Pendant un instant ils ne disent plus rien, ils s'affrontent seulement du regard. Trop énervé de ne pas réussir à dire ce qui leur brûle les lèvres. Qu'ils sont bêtes de se balancer des vérités trop dure pour être accepté comme ça, ici. C'est idiot les jeunes à cet âge-là, enfin, c'est ce qu'en disent les adultes. Au final, peut-être que ce sont eux, les vieux, les idiots, parce qu'au moins Hyunjin et Minho se sont levés tous les deux et se fixent avec une flamme dans les yeux comme jamais auparavant.

« Y a rien qui me retient ici, finit par murmurer Minho.

- Alors viens avec moi. S'il te plaît. »

Les flammes s'adoucissent dans les yeux de Minho alors qu'elles ne font que grandir dans ceux de Hyunjin. Lui aussi, il est en colère. Lui aussi il en a marre de devoir suivre les directives de ses parents, lui aussi, il aimerait pouvoir vivre sa vie comme il l'entend, en envoyant se faire foutre les dirigeants abrutit par l'argent, les pasteurs qui sont coincés dans un monde révolu, les businessmen qui oublient les principes fondamentaux de la vie humaine.

Les yeux toujours plantés dans ceux de Minho, il tend les mains devant lui et celles du roux viennent s'y poser, leurs doigts s'entremêlent enfin et un poids semble s'enlever de la poitrine du plus jeune.
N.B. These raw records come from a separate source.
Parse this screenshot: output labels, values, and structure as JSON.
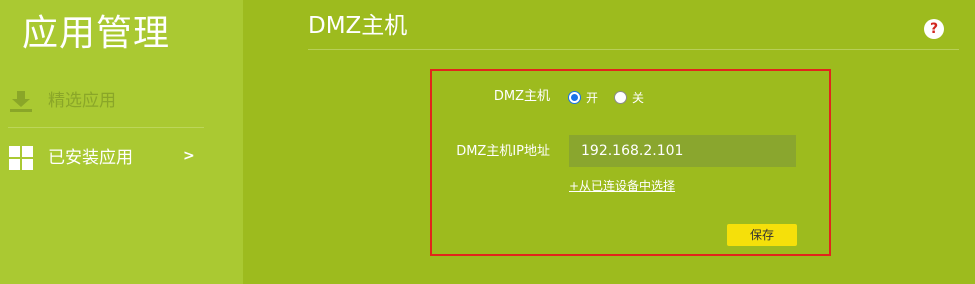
{
  "sidebar": {
    "title": "应用管理",
    "items": [
      {
        "label": "精选应用",
        "icon": "download-icon"
      },
      {
        "label": "已安装应用",
        "icon": "grid-icon",
        "chevron": ">"
      }
    ]
  },
  "main": {
    "title": "DMZ主机",
    "help_icon": "?"
  },
  "form": {
    "dmz_label": "DMZ主机",
    "radio_on_label": "开",
    "radio_off_label": "关",
    "ip_label": "DMZ主机IP地址",
    "ip_value": "192.168.2.101",
    "pick_link": "+从已连设备中选择",
    "save_label": "保存"
  },
  "colors": {
    "sidebar_bg": "#aac932",
    "main_bg": "#9dbb1e",
    "highlight_border": "#e1251b",
    "save_button": "#f5e00a",
    "radio_selected": "#1a73e8"
  }
}
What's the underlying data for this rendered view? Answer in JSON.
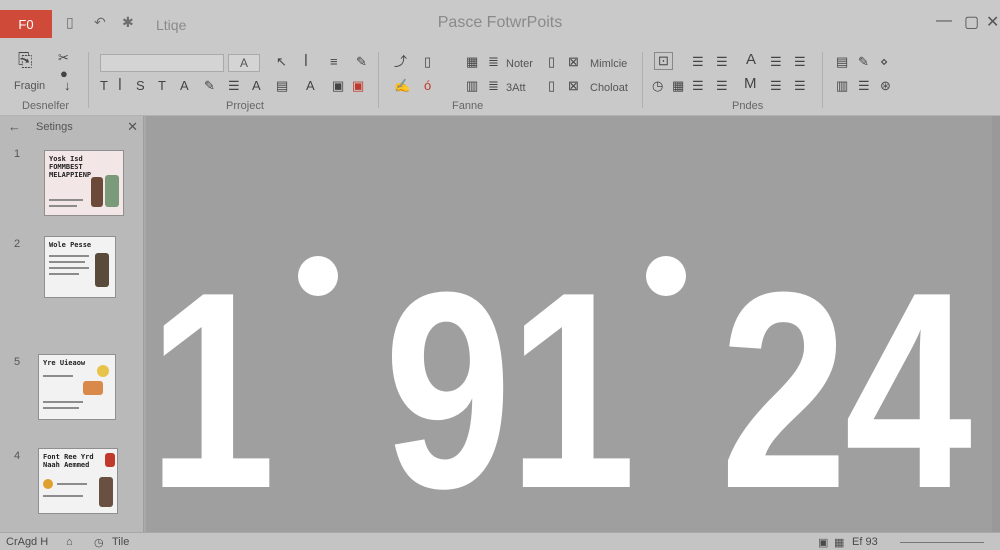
{
  "titlebar": {
    "app_badge": "F0",
    "file_label": "Ltiqe",
    "title": "Pasce FotwrPoits",
    "qa_icons": [
      "save-icon",
      "undo-icon",
      "gear-icon"
    ],
    "win_controls": [
      "minimize-icon",
      "restore-icon",
      "close-icon"
    ]
  },
  "ribbon": {
    "clipboard_label": "Fragin",
    "font_size": "A",
    "groups": [
      "Desnelfer",
      "Prroject",
      "Fanne",
      "Pndes"
    ],
    "format_items": [
      "Noter",
      "3Att",
      "Mimlcie",
      "Choloat"
    ],
    "accent": "#c0392b"
  },
  "pane": {
    "title": "Setings",
    "thumbs": [
      {
        "num": "1",
        "title": "Yosk Isd FOMMBEST MELAPPIENP"
      },
      {
        "num": "2",
        "title": "Wole Pesse"
      },
      {
        "num": "5",
        "title": "Yre Uieaow"
      },
      {
        "num": "4",
        "title": "Font Ree Yrd Naah Aemmed"
      }
    ]
  },
  "slide": {
    "digits": [
      "1",
      "91",
      "24"
    ],
    "separators": [
      "dot",
      "dot"
    ]
  },
  "status": {
    "left_text": "CrAgd H",
    "notes_label": "Tile",
    "zoom_label": "Ef 93"
  }
}
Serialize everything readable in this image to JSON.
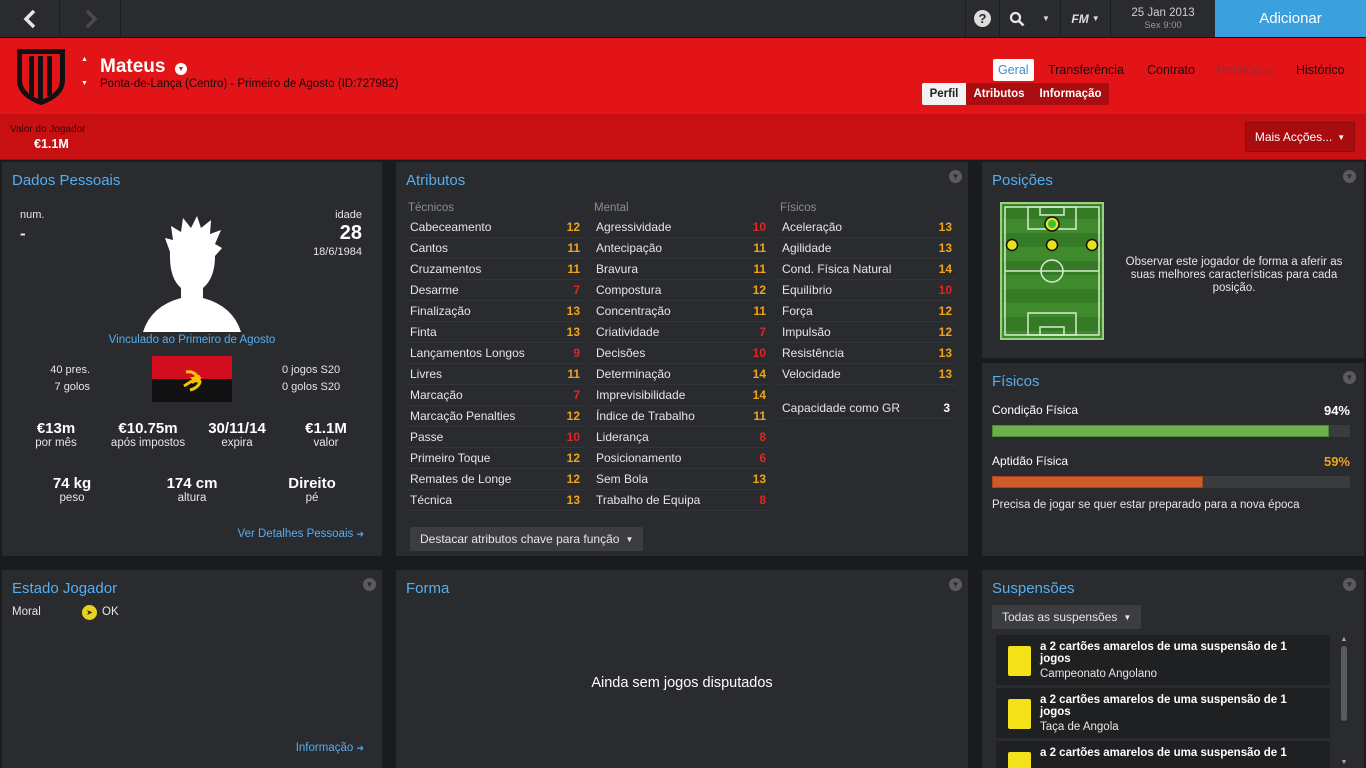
{
  "topbar": {
    "back_icon": "chevron-left-icon",
    "forward_icon": "chevron-right-icon",
    "help_icon": "help-icon",
    "search_icon": "search-icon",
    "fm_label": "FM",
    "date": "25 Jan 2013",
    "day_time": "Sex 9:00",
    "add_button": "Adicionar"
  },
  "player": {
    "name": "Mateus",
    "subtitle": "Ponta-de-Lança (Centro) - Primeiro de Agosto (ID:727982)",
    "value_label": "Valor do Jogador",
    "value": "€1.1M",
    "more_actions": "Mais Acções..."
  },
  "tabs": {
    "main": [
      "Geral",
      "Transferência",
      "Contrato",
      "Relatórios",
      "Histórico"
    ],
    "sub": [
      "Perfil",
      "Atributos",
      "Informação"
    ]
  },
  "personal": {
    "title": "Dados Pessoais",
    "num_label": "num.",
    "num_value": "-",
    "age_label": "idade",
    "age_value": "28",
    "dob": "18/6/1984",
    "club_link": "Vinculado ao Primeiro de Agosto",
    "caps": "40 pres.",
    "goals": "7 golos",
    "u20_games": "0 jogos S20",
    "u20_goals": "0 golos S20",
    "stats": [
      {
        "value": "€13m",
        "label": "por mês"
      },
      {
        "value": "€10.75m",
        "label": "após impostos"
      },
      {
        "value": "30/11/14",
        "label": "expira"
      },
      {
        "value": "€1.1M",
        "label": "valor"
      }
    ],
    "body": [
      {
        "value": "74 kg",
        "label": "peso"
      },
      {
        "value": "174 cm",
        "label": "altura"
      },
      {
        "value": "Direito",
        "label": "pé"
      }
    ],
    "details_link": "Ver Detalhes Pessoais"
  },
  "attributes": {
    "title": "Atributos",
    "technical_header": "Técnicos",
    "mental_header": "Mental",
    "physical_header": "Físicos",
    "technical": [
      {
        "name": "Cabeceamento",
        "value": "12"
      },
      {
        "name": "Cantos",
        "value": "11"
      },
      {
        "name": "Cruzamentos",
        "value": "11"
      },
      {
        "name": "Desarme",
        "value": "7"
      },
      {
        "name": "Finalização",
        "value": "13"
      },
      {
        "name": "Finta",
        "value": "13"
      },
      {
        "name": "Lançamentos Longos",
        "value": "9"
      },
      {
        "name": "Livres",
        "value": "11"
      },
      {
        "name": "Marcação",
        "value": "7"
      },
      {
        "name": "Marcação Penalties",
        "value": "12"
      },
      {
        "name": "Passe",
        "value": "10"
      },
      {
        "name": "Primeiro Toque",
        "value": "12"
      },
      {
        "name": "Remates de Longe",
        "value": "12"
      },
      {
        "name": "Técnica",
        "value": "13"
      }
    ],
    "mental": [
      {
        "name": "Agressividade",
        "value": "10"
      },
      {
        "name": "Antecipação",
        "value": "11"
      },
      {
        "name": "Bravura",
        "value": "11"
      },
      {
        "name": "Compostura",
        "value": "12"
      },
      {
        "name": "Concentração",
        "value": "11"
      },
      {
        "name": "Criatividade",
        "value": "7"
      },
      {
        "name": "Decisões",
        "value": "10"
      },
      {
        "name": "Determinação",
        "value": "14"
      },
      {
        "name": "Imprevisibilidade",
        "value": "14"
      },
      {
        "name": "Índice de Trabalho",
        "value": "11"
      },
      {
        "name": "Liderança",
        "value": "8"
      },
      {
        "name": "Posicionamento",
        "value": "6"
      },
      {
        "name": "Sem Bola",
        "value": "13"
      },
      {
        "name": "Trabalho de Equipa",
        "value": "8"
      }
    ],
    "physical": [
      {
        "name": "Aceleração",
        "value": "13"
      },
      {
        "name": "Agilidade",
        "value": "13"
      },
      {
        "name": "Cond. Física Natural",
        "value": "14"
      },
      {
        "name": "Equilíbrio",
        "value": "10"
      },
      {
        "name": "Força",
        "value": "12"
      },
      {
        "name": "Impulsão",
        "value": "12"
      },
      {
        "name": "Resistência",
        "value": "13"
      },
      {
        "name": "Velocidade",
        "value": "13"
      }
    ],
    "gk_label": "Capacidade como GR",
    "gk_value": "3",
    "highlight_button": "Destacar atributos chave para função"
  },
  "positions": {
    "title": "Posições",
    "text": "Observar este jogador de forma a aferir as suas melhores características para cada posição."
  },
  "physicals": {
    "title": "Físicos",
    "condition_label": "Condição Física",
    "condition_value": "94%",
    "condition_pct": 94,
    "fitness_label": "Aptidão Física",
    "fitness_value": "59%",
    "fitness_pct": 59,
    "note": "Precisa de jogar se quer estar preparado para a nova época"
  },
  "status": {
    "title": "Estado Jogador",
    "morale_label": "Moral",
    "morale_value": "OK",
    "info_link": "Informação"
  },
  "form": {
    "title": "Forma",
    "empty": "Ainda sem jogos disputados"
  },
  "suspensions": {
    "title": "Suspensões",
    "filter": "Todas as suspensões",
    "items": [
      {
        "text": "a 2 cartões amarelos de uma suspensão de 1 jogos",
        "competition": "Campeonato Angolano"
      },
      {
        "text": "a 2 cartões amarelos de uma suspensão de 1 jogos",
        "competition": "Taça de Angola"
      },
      {
        "text": "a 2 cartões amarelos de uma suspensão de 1",
        "competition": ""
      }
    ]
  },
  "colors": {
    "accent": "#3aa0de",
    "header_red": "#e21418",
    "attr_orange": "#f0a41c",
    "attr_red": "#e02626",
    "condition_green": "#6bb04a",
    "fitness_orange": "#d05b2a"
  }
}
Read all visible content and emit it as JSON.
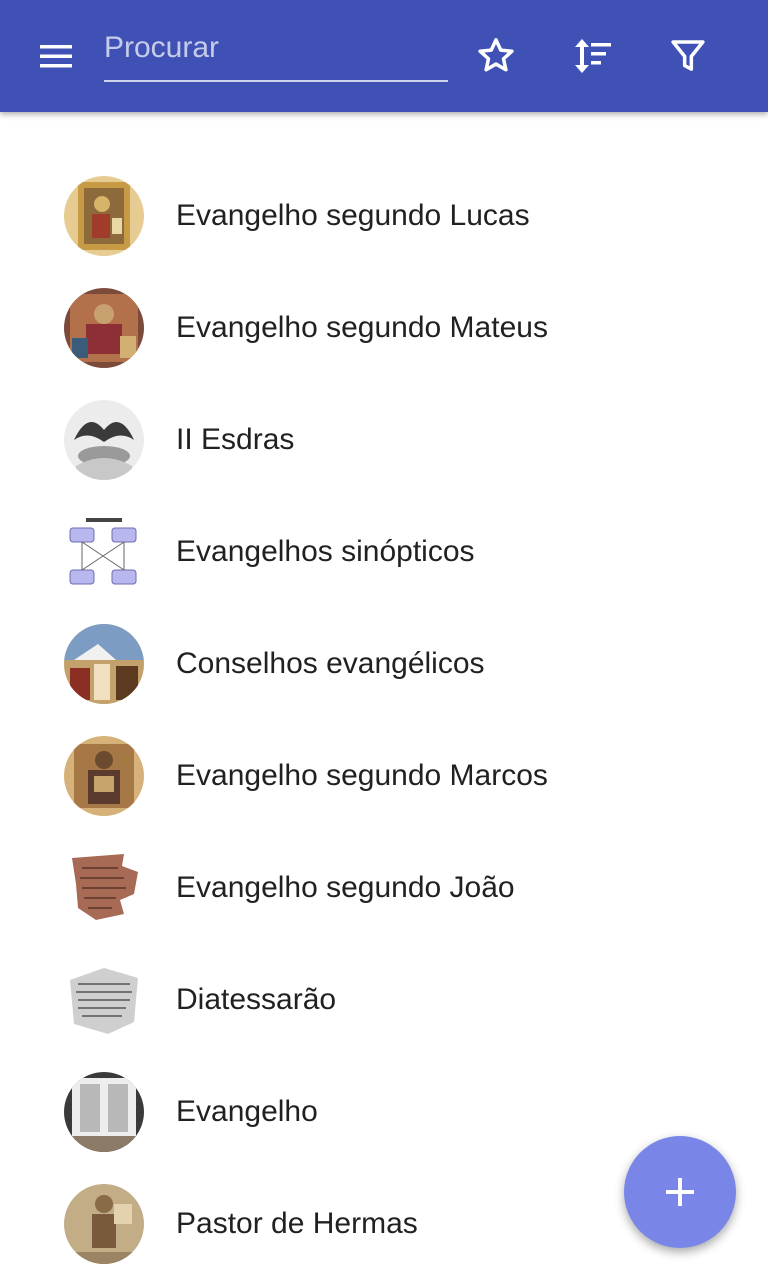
{
  "header": {
    "search_placeholder": "Procurar",
    "icons": [
      "menu-icon",
      "star-outline-icon",
      "sort-icon",
      "filter-icon"
    ],
    "color": "#3f51b5"
  },
  "items": [
    {
      "label": "Evangelho segundo Lucas",
      "thumb": "manuscript-illumination-thumbnail"
    },
    {
      "label": "Evangelho segundo Mateus",
      "thumb": "manuscript-illumination-thumbnail"
    },
    {
      "label": "II Esdras",
      "thumb": "engraving-thumbnail"
    },
    {
      "label": "Evangelhos sinópticos",
      "thumb": "diagram-thumbnail"
    },
    {
      "label": "Conselhos evangélicos",
      "thumb": "painting-thumbnail"
    },
    {
      "label": "Evangelho segundo Marcos",
      "thumb": "manuscript-illumination-thumbnail"
    },
    {
      "label": "Evangelho segundo João",
      "thumb": "papyrus-thumbnail"
    },
    {
      "label": "Diatessarão",
      "thumb": "fragment-thumbnail"
    },
    {
      "label": "Evangelho",
      "thumb": "book-thumbnail"
    },
    {
      "label": "Pastor de Hermas",
      "thumb": "fresco-thumbnail"
    }
  ],
  "fab": {
    "icon": "plus-icon",
    "color": "#7986e8"
  }
}
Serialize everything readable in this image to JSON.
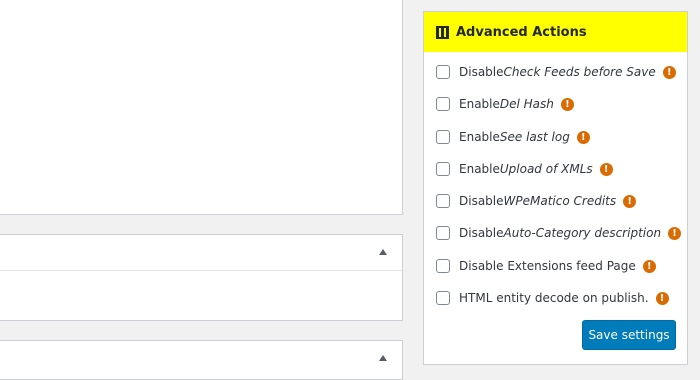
{
  "sidebar": {
    "title": "Advanced Actions",
    "options": [
      {
        "prefix": "Disable ",
        "name": "Check Feeds before Save",
        "suffix": "",
        "warning": "!"
      },
      {
        "prefix": "Enable ",
        "name": "Del Hash",
        "suffix": "",
        "warning": "!"
      },
      {
        "prefix": "Enable ",
        "name": "See last log",
        "suffix": "",
        "warning": "!"
      },
      {
        "prefix": "Enable ",
        "name": "Upload of XMLs",
        "suffix": "",
        "warning": "!"
      },
      {
        "prefix": "Disable ",
        "name": "WPeMatico Credits",
        "suffix": "",
        "warning": "!"
      },
      {
        "prefix": "Disable ",
        "name": "Auto-Category description",
        "suffix": "",
        "warning": "!"
      },
      {
        "prefix": "Disable Extensions feed Page",
        "name": "",
        "suffix": "",
        "warning": "!"
      },
      {
        "prefix": "HTML entity decode on publish.",
        "name": "",
        "suffix": "",
        "warning": "!"
      }
    ],
    "save_label": "Save settings"
  },
  "colors": {
    "header_highlight": "#ffff00",
    "warning": "#d96b00",
    "primary_button": "#007cba"
  },
  "icons": {
    "title": "sliders-icon",
    "warning": "exclamation-circle-icon",
    "panel_toggle": "triangle-up-icon"
  }
}
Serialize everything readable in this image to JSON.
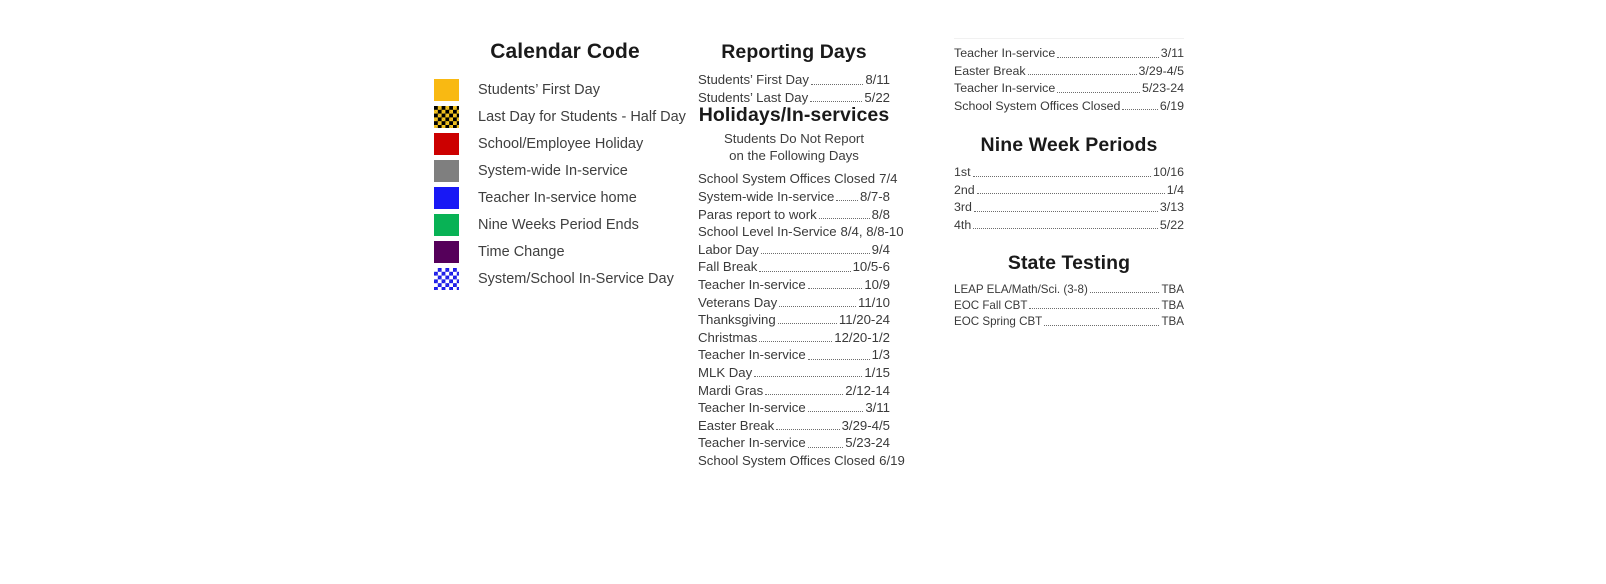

Il contemple les pouces de Minho qui font des allers-retours sur sa paume, caressant doucement ses mains pleines de peintures aux ongles noirs de fusain. C'est comme un baume sur le cœur, comme un ronronnement de chat, comme rentrer chez soi après être parti trop longtemps.

« C'est normal que mon cœur batte comme ça ? Demande-t-il dans un ricanement timide, provoquant le rire de Minho.

- C'est rien, lui assure-t-il. Moi aussi, il bat trop vite.

- Me voilà rassuré, dit Hyunjin en levant les yeux au ciel.

- C'est ironique ? Demande Minho, en pouffant.

- Possible. »

Ils se sourient et leurs cœurs accélèrent encore, à l'unisson.

« Dis, Minho, est-ce qu'on peut dire que pour ce soir plus aucune règle n'existe ?

- Tu veux aller braquer une banque ?

- Tentant... Mais non. Je pensais plus à autre chose. »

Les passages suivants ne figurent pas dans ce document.